A type II error is commonly caused if the statistical power of a test is too low. **The highest the statistical power, the greater the chance of avoiding an error**. It's often recommended that the statistical power should be set to at least 80% prior to conducting any testing.

**What happens to power as Type 1 error increases? ›**

Graphical depiction of the relation between Type I and Type II errors, and the power of the test. Type I and Type II errors are inversely related: **As one increases, the other decreases**.

### What causes Type 1 errors? ›

What causes type 1 errors? Type 1 errors can result from two sources: **random chance and improper research techniques**. Random chance: no random sample, whether it's a pre-election poll or an A/B test, can ever perfectly represent the population it intends to describe.
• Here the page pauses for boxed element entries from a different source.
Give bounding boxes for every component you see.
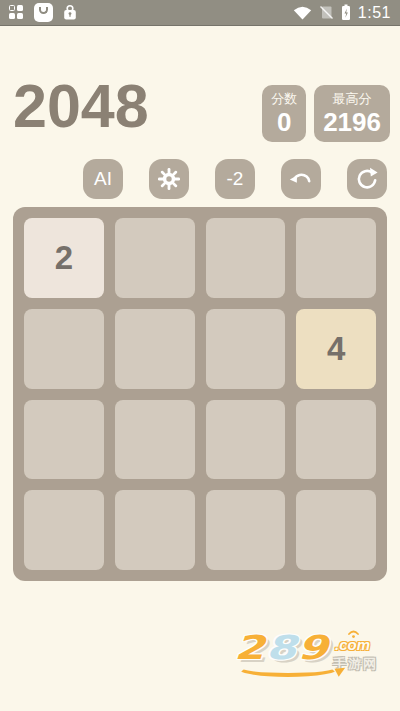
cell-empty [206, 400, 286, 480]
cell-empty [115, 400, 195, 480]
restart-button[interactable] [347, 159, 387, 199]
cell-empty [24, 490, 104, 570]
settings-button[interactable] [149, 159, 189, 199]
cell-empty [115, 490, 195, 570]
score-label: 分数 [271, 90, 297, 107]
undo-steps-label: -2 [227, 168, 244, 190]
board[interactable]: 24 [13, 207, 387, 581]
undo-arrow-icon [288, 166, 314, 192]
clock: 1:51 [358, 4, 391, 22]
app-screen: 1:51 2048 分数 0 最高分 2196 AI [0, 0, 400, 711]
best-score-box: 最高分 2196 [314, 85, 390, 142]
score-box: 分数 0 [262, 85, 306, 142]
cell-empty [115, 218, 195, 298]
cell-empty [206, 490, 286, 570]
no-sim-icon [319, 5, 334, 20]
289com-watermark-logo: 2 8 9 .com 手游网 [234, 633, 390, 683]
game-title: 2048 [13, 72, 149, 140]
cell-empty [296, 218, 376, 298]
restart-arrow-icon [354, 166, 380, 192]
cell-empty [296, 400, 376, 480]
undo-steps-button[interactable]: -2 [215, 159, 255, 199]
shopping-bag-icon [34, 3, 53, 22]
undo-button[interactable] [281, 159, 321, 199]
cell-empty [115, 309, 195, 389]
ai-button-label: AI [94, 168, 112, 190]
tile-4: 4 [296, 309, 376, 389]
status-bar-left [9, 3, 77, 22]
cell-empty [206, 218, 286, 298]
status-bar-right: 1:51 [293, 4, 391, 22]
battery-charging-icon [341, 4, 351, 21]
cell-empty [24, 400, 104, 480]
score-value: 0 [277, 107, 291, 137]
best-score-label: 最高分 [333, 90, 372, 107]
wifi-icon [293, 5, 312, 20]
cell-empty [24, 309, 104, 389]
gear-icon [157, 167, 181, 191]
apps-grid-icon [9, 5, 24, 20]
watermark-swoosh [236, 658, 340, 677]
best-score-value: 2196 [323, 107, 381, 137]
ai-button[interactable]: AI [83, 159, 123, 199]
wifi-arcs-icon [347, 628, 360, 639]
watermark-com-text: .com [335, 636, 370, 653]
score-panel: 分数 0 最高分 2196 [262, 85, 390, 142]
cell-empty [206, 309, 286, 389]
status-bar: 1:51 [0, 0, 400, 26]
tile-2: 2 [24, 218, 104, 298]
purse-lock-icon [63, 4, 77, 21]
cell-empty [296, 490, 376, 570]
toolbar: AI -2 [83, 159, 387, 199]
**What does power of a study mean? ›**

The power of a study, pβ, is **the probability that the study will detect a predetermined difference in measurement between the two groups, if it truly exists, given a pre-set value of pα and a sample size, N**.

**How much statistical power is enough? ›**

Scientists are usually satisfied when the statistical power is **0.8 or higher**, corresponding to an 80% chance of concluding there's a real effect.

**What is the relationship between power and type 2 error rate? ›**

The power of a test is the probability that the test will reject the null hypothesis when the alternative hypothesis is true. In other words, the probability of not making a Type II error.

**Why is type 2 error worse? ›**

On the other hand, a Type II error **occurs when the alternative hypothesis is true and we do not reject the null hypothesis**. In such a way our test incorrectly provides evidence against the alternative hypothesis. Thus a Type II error can be thought of as a “false negative” test result.

**What are the differences among type I Type II and Type III error rates? ›**

Type I error: "rejecting the null hypothesis when it is true". Type II error: "failing to reject the null hypothesis when it is false". Type III error: "correctly rejecting the null hypothesis for the wrong reason". (1948, p.